A Lyon, un homme souffrant d’une cinquantaine d’années souffre de déficience des fonctions mentales et de cardiopathie. Il n’a aucun état civil. Le nom qu’il donne aux services sociaux n’est pas son nom, son origine de Martinique ou de Guadeloupe est fantaisiste. Par conséquent, il n’a aucune inscription sociale, hormis la Couverture Maladie Universelle. Il est parvenu cependant à bénéficier d’un hébergement gratuit dans une résidence sociale du fait de sa situation de handicap et de la valorisation qu’il fait d’une identité chrétienne porteuse. Il se démarque avec énergie du statut de SDF :

‘« Moi, je n’ai rien avec eux.
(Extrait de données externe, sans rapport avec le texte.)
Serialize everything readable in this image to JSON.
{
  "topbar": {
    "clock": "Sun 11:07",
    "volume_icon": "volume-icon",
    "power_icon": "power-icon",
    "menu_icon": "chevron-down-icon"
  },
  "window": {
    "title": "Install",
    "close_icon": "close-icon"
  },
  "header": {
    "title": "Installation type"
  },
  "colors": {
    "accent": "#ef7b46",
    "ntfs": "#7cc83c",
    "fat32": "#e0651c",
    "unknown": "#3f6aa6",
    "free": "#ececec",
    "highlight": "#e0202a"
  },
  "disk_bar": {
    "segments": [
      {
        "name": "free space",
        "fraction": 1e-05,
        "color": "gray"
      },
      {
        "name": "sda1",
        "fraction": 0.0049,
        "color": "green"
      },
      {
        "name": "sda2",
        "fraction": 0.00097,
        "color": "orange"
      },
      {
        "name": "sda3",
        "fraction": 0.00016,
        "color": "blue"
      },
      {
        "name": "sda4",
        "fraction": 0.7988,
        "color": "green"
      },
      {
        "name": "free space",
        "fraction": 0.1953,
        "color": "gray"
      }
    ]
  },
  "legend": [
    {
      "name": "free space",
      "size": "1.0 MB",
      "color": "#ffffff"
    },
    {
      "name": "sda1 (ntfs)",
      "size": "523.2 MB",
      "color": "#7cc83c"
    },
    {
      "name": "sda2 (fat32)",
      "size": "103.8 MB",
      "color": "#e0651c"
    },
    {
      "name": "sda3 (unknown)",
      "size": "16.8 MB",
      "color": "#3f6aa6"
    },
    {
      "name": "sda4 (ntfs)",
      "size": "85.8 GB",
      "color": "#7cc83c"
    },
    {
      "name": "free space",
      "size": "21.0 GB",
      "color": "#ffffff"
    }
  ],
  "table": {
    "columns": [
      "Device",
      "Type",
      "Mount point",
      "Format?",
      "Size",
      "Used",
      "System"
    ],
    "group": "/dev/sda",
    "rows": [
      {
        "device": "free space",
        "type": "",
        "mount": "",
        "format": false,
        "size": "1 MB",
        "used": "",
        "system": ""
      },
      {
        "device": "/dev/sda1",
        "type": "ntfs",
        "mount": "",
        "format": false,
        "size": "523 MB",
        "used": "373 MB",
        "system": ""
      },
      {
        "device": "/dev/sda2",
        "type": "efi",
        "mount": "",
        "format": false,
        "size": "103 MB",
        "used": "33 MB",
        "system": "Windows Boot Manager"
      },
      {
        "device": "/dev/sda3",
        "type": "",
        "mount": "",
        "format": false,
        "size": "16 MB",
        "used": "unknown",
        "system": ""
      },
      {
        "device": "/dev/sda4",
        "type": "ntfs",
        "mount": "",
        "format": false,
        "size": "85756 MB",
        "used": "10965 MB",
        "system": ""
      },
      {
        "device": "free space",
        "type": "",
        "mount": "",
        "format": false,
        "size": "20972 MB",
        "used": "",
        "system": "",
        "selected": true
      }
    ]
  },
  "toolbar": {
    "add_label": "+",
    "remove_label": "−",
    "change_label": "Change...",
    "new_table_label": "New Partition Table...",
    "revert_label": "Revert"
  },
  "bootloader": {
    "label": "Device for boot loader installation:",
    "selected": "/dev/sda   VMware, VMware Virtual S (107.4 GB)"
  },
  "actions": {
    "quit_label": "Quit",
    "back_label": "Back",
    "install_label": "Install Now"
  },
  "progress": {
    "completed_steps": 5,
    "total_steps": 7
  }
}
Je ne fume pas, je ne bois pas, j’ai aucun vice ! Je suis un homme parfait ! » ’

dit-il en souriant. Il puise à toutes les ressources offertes par les réseaux sociaux et associatifs, en fonction de ses besoins matériels et d’estime de soi.

A Dakar, une veuve de 95 ans vit dans la rue et pratique la mendicité. Elle se bat pour sa famille :

‘« Je veux assumer la nourriture à mes 3 filles pour cet hivernage qui approche ! »’

Pourtant, elle souffre de déficiences multiples :

‘« Ma première maladie, c’est la vieillesse, les pieds qui refusent de marcher et la vue embrouillée ! »’

Nous lui demandons ce qu’elle pense de ces conditions de vie, elle nous répond en mettant en avant sa foi simple et tranquille :

‘« La rue ? Quand on n’a pas le choix, on ne regrette rien. Dieu, merci pour la vie ! »’

Nous signalons ici que n’avons rencontré aucune personne dans les stratégies d’ajustement par l’action sous la forme du déni : la personne réprime ou refoule le problème pour s’investir dans des distractions ou la suractivité.

Nous mentionnons également une stratégie transversale à celles qui viennent d’être citées : la stratégie de recherche de soutien social. Sauf exception et repli dans un autisme social profond, la plupart des personnes recherchent du soutien social pour obtenir une écoute, une information ou une aide matérielle. Cependant, lorsqu’elles sont dans des stratégies développées autour de l’émotion, elles ne se mobilisent pas forcément pour venir au contact. La démarche d’« aller vers » elles, sur leur territoire dans la rue, est particulièrement adaptée.

Notes
218.

Groupe islamique armé

219.

Office Français de Protection des Réfugiés ou Apatrides

220.

Ces pays sont dits « pourvoyeur de mendiants ». C’est ce qui explique que, lorsqu’il y a des rafles de mendiants en centre ville, la police les emmène à la frontière du Sénégal.